Here’s a quick look at some notable books—new titles from the likes of Don DeLillo, Emily M. Danforth, and more—that are publishing this week.
The Silence by Don DeLillo
Here’s what Publishers Weekly had to say about The Silence: “DeLillo (Zero K) applies his mastery of dialogue to a spare, contemplative story of a group of New Yorkers and their response to a catastrophic shutdown of the world’s computer systems on the night of the Super Bowl in 2022. While flying back to New York from vacation in Paris, Jim Kripps reads out the plane’s altitude and speed from a screen while his poet wife, Tessa Berens, plumbs her memory for trivial facts and marvels at her ability to recover information without the assistance of a phone. Jim, an everyman whom the author describes as ‘nondescript,’ assumes the worst when the screens suddenly go blank. Their friend Max Stenner, who, with his professor wife, Diane Lucas, and her former student Martin Dekker, anticipate Jim and Tessa’s arrival at their Manhattan apartment to watch the game, is deeply shaken when his own screen goes blank before halftime. Martin entertains Diane by reciting passages from Einstein’s 1912 Manuscript on the Special Theory of Relativity, which lead to alternately profound and tepid discussions of the shutdown, the cause of which remains unexplained even after Tessa and Jim report to the group on surviving their crash landing and a ride through eerie, dark city streets. In the end, readers gain the timely insight that some were born ready for disaster while others remain unequipped. While the work stands out among DeLillo’s short fiction, it feels underpowered when compared to his novels.”
[Bonus Link: Read our own Nick Ripatrazone’s review and Mark O’Connell’s interview with DeLillo.]
Where the Wild Ladies Are by Aoko Matsuda (translated by Polly Barton)

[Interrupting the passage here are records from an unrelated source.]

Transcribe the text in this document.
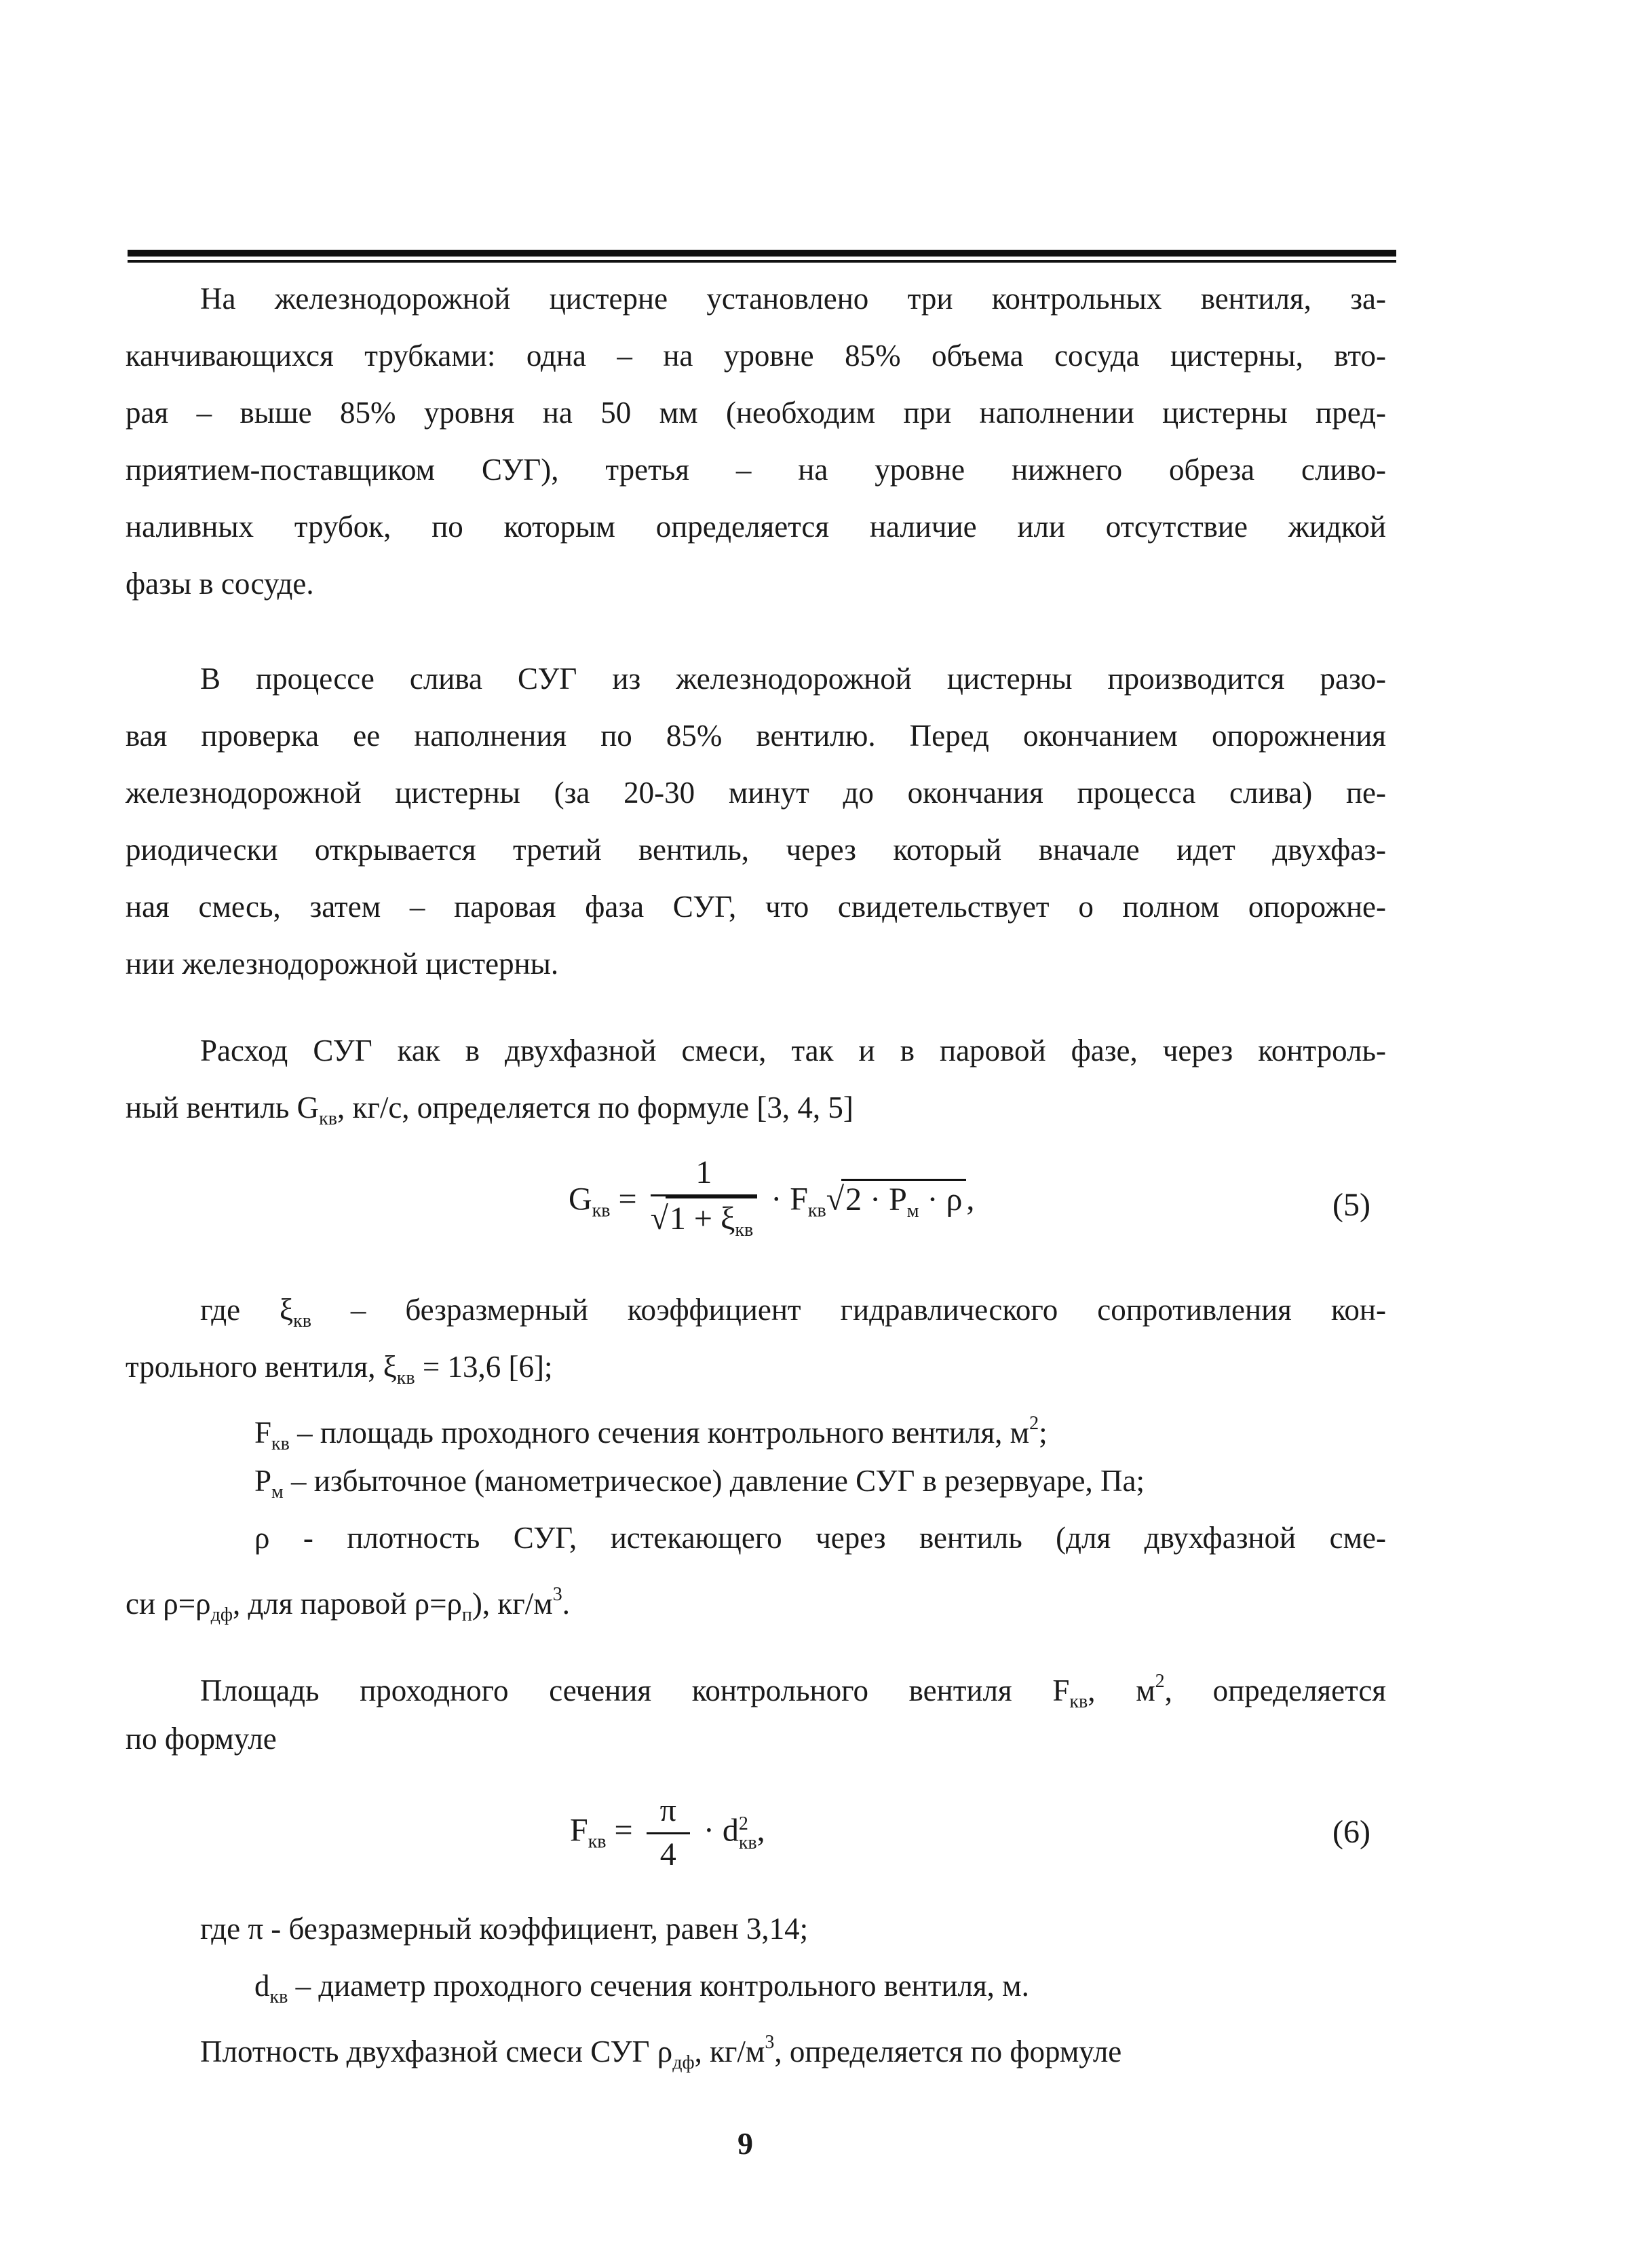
На железнодорожной цистерне установлено три контрольных вентиля, за-
канчивающихся трубками: одна – на уровне 85% объема сосуда цистерны, вто-
рая – выше 85% уровня на 50 мм (необходим при наполнении цистерны пред-
приятием-поставщиком СУГ), третья – на уровне нижнего обреза сливо-
наливных трубок, по которым определяется наличие или отсутствие жидкой
фазы в сосуде.
В процессе слива СУГ из железнодорожной цистерны производится разо-
вая проверка ее наполнения по 85% вентилю. Перед окончанием опорожнения
железнодорожной цистерны (за 20-30 минут до окончания процесса слива) пе-
риодически открывается третий вентиль, через который вначале идет двухфаз-
ная смесь, затем – паровая фаза СУГ, что свидетельствует о полном опорожне-
нии железнодорожной цистерны.
Расход СУГ как в двухфазной смеси, так и в паровой фазе, через контроль-
ный вентиль $G_{кв}$, кг/с, определяется по формуле [3, 4, 5]
$G_{кв} = \frac{1}{√1 + \xi_{кв}} \cdot F_{кв}√2 \cdot P_м \cdot \rho$ ,	(5)
где $\xi_{кв}$ – безразмерный коэффициент гидравлического сопротивления кон-
трольного вентиля, $\xi_{кв} = 13,6$ [6];
$F_{кв}$ – площадь проходного сечения контрольного вентиля, $м^2$;
$P_м$ – избыточное (манометрическое) давление СУГ в резервуаре, Па;
ρ - плотность СУГ, истекающего через вентиль (для двухфазной сме-
си $\rho=\rho_{дф}$, для паровой $\rho=\rho_п$), $кг/м^3$.
Площадь проходного сечения контрольного вентиля $F_{кв}$, $м^2$, определяется
по формуле
$F_{кв} = \frac{\pi}{4} \cdot d$ 2
кв ,	(6)
где π - безразмерный коэффициент, равен 3,14;
$d_{кв}$ – диаметр проходного сечения контрольного вентиля, м.
Плотность двухфазной смеси СУГ $\rho_{дф}$, $кг/м^3$, определяется по формуле
9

Here’s what Publishers Weekly had to say about Where the Wild Ladies Are: “Matsuda’s groundbreaking collection (after the novella The Girl Who Is Getting Married) turns traditional Japanese ghost and yōkai stories on their heads by championing wild, complex women. In ‘The Peony Lanterns,’ recently unemployed Shinzaburō gets an eerie visit from two women, Tsuyoko and Yoneko, who try to sell him peony lanterns. Yoneko, the elder of the two, tells Shinzaburō of 30-something Tsuyoko’s tragic life: a motherless daughter with a cruel father, she was forced to leave home before completing high school. Shinzaburō refuses the lanterns, though he gains an epiphany from the women’s unusual sales tactics: ‘nothing terrible would happen if you broke the rules.’ In ‘Quite a Catch,’ a young woman named Shigemi carries on a sexual relationship with the ghost of a woman who was killed by the man she refused to marry. Not all of Matsuda’s stories captivate. ‘Team Sarashina’ is about a group of women who are assigned to various departments in their company and offer their support to flailing coworkers, but it’s too obtuse to get a handle on. Most of Matsuda’s stories, though, hit their mark, particularly her queer, feminist fables, including ‘A Fox’s Life,’ about a woman who passively internalizes sexism in her workplace (‘I’m a girl. I’m just a girl, after all’) until she realizes in middle age that she might be a fox. Matsuda’s subversive revisionist tales are consistently exciting.”
Plain Bad Heroines by Emily M. Danforth
Here’s what Publishers Weekly had to say about Plain Bad Heroines: “Danforth’s sumptuous sophomore novel (after The Miseducation of Cameron Post) chronicles the allegedly cursed 1902 memoir The Story of Mary MacLane and its link to the shuttered Brookhants School for Girls in Little Compton, R.I. In the present, Merritt Emmons is reviewing the screenplay adaptation of her book about three students who died at Brookhants in 1902, two of whom were attacked by a swarm of wasps under the watch of principal Libbie Brookhants and her partner Alex Trills, who also met eerie, premature deaths. The dead students had been obsessed with MacLane’s memoir, in which the author invokes the devil to satisfy her desire for women. Merritt has been asked to consult on the film, which features lesbian superstar Harper Harper and subpar but earnest Audrey Wells, who is told by the film’s director that the shoot, on location at Brookhants, will be rigged with spooky events to elicit genuine responses. On set, though, there is very real evidence of haunting. Danforth creates a fantastic sense of dread and champions queer female relationships throughout, delving into Libbie and Alex’s history and how their circumstances doomed them to their fate. Even readers who aren’t fans of horror will appreciate this bighearted story.”
Also on shelves this week: Fugitive Atlas by Khaled Mattawa.